Posted by fidest press agency su sabato, 21 novembre 2020

E’ il nuovo libro dello scrittore e critico d’arte Donato Di Poce dal titolo Taccuini d’Artista “ARTIST NOTEBOOKS & POETRY BOX” ovvero Storia di un’idea: Il “Taccuino d’Artista” da Leonardo da Vinci a Basquiat per i Quaderni del Bardo Edizioni di Stefano Donno.
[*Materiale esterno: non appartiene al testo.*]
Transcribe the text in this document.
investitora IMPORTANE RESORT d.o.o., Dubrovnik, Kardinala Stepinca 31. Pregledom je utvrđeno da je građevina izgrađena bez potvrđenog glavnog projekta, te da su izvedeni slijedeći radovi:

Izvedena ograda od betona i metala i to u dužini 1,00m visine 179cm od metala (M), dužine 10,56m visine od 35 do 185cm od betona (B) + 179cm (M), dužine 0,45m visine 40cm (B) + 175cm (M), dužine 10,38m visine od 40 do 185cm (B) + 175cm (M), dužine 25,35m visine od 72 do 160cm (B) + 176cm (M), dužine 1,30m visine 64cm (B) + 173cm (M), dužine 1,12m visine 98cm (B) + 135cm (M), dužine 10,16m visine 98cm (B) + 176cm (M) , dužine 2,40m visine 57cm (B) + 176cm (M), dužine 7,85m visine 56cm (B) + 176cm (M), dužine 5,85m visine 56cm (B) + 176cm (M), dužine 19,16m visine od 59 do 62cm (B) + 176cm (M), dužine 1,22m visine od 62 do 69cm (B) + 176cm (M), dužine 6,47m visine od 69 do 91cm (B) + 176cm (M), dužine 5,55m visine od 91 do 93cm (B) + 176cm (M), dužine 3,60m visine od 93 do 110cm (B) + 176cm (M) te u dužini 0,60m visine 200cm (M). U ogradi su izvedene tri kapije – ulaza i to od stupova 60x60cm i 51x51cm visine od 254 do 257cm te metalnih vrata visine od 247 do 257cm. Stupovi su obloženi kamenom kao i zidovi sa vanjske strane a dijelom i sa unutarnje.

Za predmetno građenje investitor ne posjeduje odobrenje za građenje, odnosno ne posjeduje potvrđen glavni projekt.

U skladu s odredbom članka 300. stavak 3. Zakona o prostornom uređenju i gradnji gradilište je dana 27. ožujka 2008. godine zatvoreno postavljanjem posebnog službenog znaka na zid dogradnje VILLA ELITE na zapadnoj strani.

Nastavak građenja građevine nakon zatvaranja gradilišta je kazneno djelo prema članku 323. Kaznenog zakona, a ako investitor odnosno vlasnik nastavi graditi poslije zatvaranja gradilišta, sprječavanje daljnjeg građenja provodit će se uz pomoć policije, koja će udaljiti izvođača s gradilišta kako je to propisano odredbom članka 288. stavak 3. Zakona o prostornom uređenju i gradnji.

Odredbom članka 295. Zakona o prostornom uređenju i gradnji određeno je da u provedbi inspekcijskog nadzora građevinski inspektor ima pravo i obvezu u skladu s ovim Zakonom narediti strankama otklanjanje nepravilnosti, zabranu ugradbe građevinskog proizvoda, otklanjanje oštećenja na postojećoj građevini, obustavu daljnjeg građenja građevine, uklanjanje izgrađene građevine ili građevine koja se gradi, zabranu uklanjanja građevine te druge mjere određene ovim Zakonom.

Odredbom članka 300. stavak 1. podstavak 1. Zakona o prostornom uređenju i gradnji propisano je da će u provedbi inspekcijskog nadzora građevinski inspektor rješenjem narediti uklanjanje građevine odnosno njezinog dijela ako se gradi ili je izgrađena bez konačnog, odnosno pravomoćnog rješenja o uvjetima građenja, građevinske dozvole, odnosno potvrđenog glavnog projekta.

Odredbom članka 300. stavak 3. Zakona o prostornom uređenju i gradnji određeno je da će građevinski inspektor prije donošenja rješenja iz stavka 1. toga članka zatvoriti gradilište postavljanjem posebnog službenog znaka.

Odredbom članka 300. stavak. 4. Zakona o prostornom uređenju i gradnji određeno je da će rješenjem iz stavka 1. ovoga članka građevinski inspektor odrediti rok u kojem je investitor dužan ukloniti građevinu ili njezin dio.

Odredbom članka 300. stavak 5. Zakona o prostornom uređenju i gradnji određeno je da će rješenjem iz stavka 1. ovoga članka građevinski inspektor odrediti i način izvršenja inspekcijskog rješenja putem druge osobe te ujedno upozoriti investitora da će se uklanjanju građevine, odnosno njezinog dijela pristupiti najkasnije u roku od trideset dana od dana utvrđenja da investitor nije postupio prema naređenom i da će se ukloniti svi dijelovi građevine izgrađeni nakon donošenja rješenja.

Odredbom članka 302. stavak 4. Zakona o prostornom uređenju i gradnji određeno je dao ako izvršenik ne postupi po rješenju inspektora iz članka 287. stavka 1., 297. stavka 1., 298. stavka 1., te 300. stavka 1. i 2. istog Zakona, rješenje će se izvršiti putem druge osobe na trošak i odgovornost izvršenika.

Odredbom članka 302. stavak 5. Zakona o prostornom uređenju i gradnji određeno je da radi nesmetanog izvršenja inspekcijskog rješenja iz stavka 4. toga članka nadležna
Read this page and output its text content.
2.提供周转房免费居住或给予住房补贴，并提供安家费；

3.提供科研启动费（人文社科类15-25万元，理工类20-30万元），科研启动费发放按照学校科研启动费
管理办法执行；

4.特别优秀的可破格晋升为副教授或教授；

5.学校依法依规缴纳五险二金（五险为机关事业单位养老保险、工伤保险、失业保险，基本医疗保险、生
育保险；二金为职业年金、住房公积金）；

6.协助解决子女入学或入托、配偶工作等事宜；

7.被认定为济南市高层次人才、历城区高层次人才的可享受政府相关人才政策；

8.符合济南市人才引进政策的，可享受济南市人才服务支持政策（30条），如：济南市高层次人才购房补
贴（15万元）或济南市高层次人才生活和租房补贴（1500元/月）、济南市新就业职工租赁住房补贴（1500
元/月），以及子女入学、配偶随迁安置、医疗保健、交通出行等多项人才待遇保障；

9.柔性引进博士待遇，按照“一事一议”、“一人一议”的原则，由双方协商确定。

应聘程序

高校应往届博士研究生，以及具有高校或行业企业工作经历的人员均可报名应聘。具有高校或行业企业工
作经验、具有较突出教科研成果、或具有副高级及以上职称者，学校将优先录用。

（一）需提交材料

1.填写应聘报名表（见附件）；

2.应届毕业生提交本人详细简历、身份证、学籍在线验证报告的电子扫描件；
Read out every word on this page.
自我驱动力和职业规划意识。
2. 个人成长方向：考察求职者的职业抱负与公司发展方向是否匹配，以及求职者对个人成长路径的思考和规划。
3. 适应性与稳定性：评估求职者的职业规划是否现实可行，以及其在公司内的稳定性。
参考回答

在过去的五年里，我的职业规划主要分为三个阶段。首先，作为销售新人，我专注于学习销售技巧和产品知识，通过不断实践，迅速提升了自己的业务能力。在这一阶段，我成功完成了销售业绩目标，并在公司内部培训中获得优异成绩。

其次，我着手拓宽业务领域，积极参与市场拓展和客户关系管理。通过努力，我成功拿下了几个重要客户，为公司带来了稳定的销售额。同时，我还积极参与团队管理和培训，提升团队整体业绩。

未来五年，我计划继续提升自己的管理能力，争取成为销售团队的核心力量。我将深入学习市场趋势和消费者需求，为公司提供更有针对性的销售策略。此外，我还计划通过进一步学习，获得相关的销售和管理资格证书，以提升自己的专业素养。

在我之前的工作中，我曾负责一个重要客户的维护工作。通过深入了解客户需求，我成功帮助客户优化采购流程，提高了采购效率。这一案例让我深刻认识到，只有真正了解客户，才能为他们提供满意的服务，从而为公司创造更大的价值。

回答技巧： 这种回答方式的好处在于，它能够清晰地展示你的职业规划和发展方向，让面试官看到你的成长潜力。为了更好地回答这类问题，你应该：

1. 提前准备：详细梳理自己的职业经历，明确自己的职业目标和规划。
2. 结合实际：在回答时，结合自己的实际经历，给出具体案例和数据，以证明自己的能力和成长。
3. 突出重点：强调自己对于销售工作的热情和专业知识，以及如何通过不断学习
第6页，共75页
Ogni uomo, è attratto consapevolmente o no dal bisogno di un’esperienza estetica della vita e del mondo. E più che dalla bellezza di un’opera o dalla personalità di un artista, ama scoprire le poetiche, i processi creativi, la sequenza realizzativa di un’idea, le impronte e le tracce, i tentativi, gli abbozzi e le cancellazioni di una comunicazione iconica e segnica che è anche e sempre una comunicazione psicologica.Da qui, l’interesse per i segni preistorici sulle grotte, i disegni preparatori degli artisti, i diari, i dessins e i collages, le sinopie, gli “skethbook”, i progetti, i “carnets” gli scarabocchi, la “mail-art” e i “libri monotipi”, in una parola “I percorsi nascosti della creatività”, che ci permettono di entrare nelle “stanze segrete” e negli “atelier” degli artisti, di sbirciare dal loro buco della serratura, per vedere, toccare, leggere, “i taccuini segreti degli artisti”. Donato Di Poce, ama definirsi un ex poeta che gioca a scacchi per spaventare i critici. ( Nato a Sora – FR – nel 1958, residente dal 1982 a Milano ). Poeta, Critico d’Arte, Scrittore di Poesismi, Fotografo. Artista poliedrico, innovativo ed ironico, dotato di grande umanità, e CreAttività. Ha al suo attivo 29 libri pubblicati(tradotti anche in inglese, arabo, rumeno e spagnolo) , 20 ebook e 40 libri d’arte Pulcinoelefante. Dal 1998 è teorico, promotore e collezionista di Taccuini d’Artista. Ha realizzato L’Archivio Internazionale di TACCUINI D’ARTISTA e Poetry Box di Donato Di Poce, progetto espositivo itinerante.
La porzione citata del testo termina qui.